100 years of excellence
The celebration began about 9:30 a.m. with introductory remarks by Bernard Abbadessa, principal of No. 4 School.
"We at School Four are committed to pursuing excellence in education," said Abbadessa. "We will endeavor to provide students with a quality education that includes a challenging academic curriculum, a nurturing environment and an extremely caring and talented staff as we enter the next 100 years."
Giving the welcoming address was Superintendent of Schools Anthony Yankovich, and introducing some of the schools past graduates was Claire Warnock.

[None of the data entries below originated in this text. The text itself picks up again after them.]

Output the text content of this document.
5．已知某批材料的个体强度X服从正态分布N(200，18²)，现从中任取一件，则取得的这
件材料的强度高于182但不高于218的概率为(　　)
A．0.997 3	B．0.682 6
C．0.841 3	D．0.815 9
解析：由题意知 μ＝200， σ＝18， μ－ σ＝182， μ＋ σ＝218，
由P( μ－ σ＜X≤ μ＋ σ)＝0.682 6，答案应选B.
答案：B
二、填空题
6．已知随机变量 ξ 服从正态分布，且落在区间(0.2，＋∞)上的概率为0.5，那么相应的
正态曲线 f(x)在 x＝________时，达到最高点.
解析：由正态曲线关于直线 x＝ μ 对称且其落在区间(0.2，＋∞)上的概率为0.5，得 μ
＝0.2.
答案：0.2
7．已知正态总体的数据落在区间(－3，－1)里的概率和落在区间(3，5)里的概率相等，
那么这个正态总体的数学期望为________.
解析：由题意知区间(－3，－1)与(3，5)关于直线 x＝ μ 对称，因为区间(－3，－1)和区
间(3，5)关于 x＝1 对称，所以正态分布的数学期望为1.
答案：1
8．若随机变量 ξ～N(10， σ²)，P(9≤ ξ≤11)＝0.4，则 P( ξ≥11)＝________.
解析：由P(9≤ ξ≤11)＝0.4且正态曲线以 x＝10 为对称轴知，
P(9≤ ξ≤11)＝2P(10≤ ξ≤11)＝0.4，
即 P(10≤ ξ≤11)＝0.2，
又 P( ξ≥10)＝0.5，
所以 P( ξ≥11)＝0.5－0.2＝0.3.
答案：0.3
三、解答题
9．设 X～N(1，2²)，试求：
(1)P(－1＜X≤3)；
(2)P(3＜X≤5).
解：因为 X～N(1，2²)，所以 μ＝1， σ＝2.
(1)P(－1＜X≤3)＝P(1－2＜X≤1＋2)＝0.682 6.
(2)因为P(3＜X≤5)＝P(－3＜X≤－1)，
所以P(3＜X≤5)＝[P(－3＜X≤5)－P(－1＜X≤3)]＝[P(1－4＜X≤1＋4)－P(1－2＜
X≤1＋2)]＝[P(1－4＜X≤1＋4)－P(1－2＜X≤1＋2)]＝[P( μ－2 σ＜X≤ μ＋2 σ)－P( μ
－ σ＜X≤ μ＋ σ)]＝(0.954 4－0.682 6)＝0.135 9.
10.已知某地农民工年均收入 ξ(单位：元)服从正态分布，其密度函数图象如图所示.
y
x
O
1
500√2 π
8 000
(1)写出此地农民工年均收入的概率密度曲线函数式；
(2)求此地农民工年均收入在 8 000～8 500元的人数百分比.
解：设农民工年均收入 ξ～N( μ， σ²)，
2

"It is so important for our children to learn and understand our history," said Yankovich. "Everyone at the school has done a wonderful job of making this final year both a fun and an interesting learning experience for our students."
Following the acknowledgment of the graduates, third grader Eylin Perez presented a special gift to Cuveillo on behalf of No. 4 School.
"I felt all proud of myself and it was a really nice thing to do for Mr. Cuviello, and everyone was proud of me for doing my speech," soad Eylin. "I felt really good because it's hard to do a speech and you have to practice."
At the close of the ceremonies, Sires also presented No. 4 School with an Assembly Resolution commemorating school on its anniversary, and its academic achievements including their three consecutive year designations as a New Jersey Benchmark School for their outstanding scores in state testing.
Friday's ceremonies brought out between 700 to 800 people including neighbors and parents that decided to stop by. The streets were closed off along 66th Street to ensure the safety of the guests.
Following the speeches by fellow graduates and dignitaries, the students were ushered back to school for a day packed with fun and games, and giving the books a rest.
While the upperclassmen sixth through eighth graders got to enjoy "Dancing through the Decades" which included some of the chart-topping tunes throughout the 20th century, complete with treats and refreshments, the younger kids went across the street to the park and had their own 1900s era carnival.
"We ran it a like a field day and had games like the beanbag toss and a ring toss," said Abbadessa.
The school also dedicated a time capsule, which will be showcased in the new school instead of buried. Just a precautionary tactic considering that the town of West New York still has not found its own, after trying to uncover it for the 75th anniversary of the city.
"We're going to display in the library for all the students to see," said Picca-Massa. "Every child also made their own time capsule out of paper towels to take home."
All those invited also had the chance to enjoy a barbeque luncheon as well.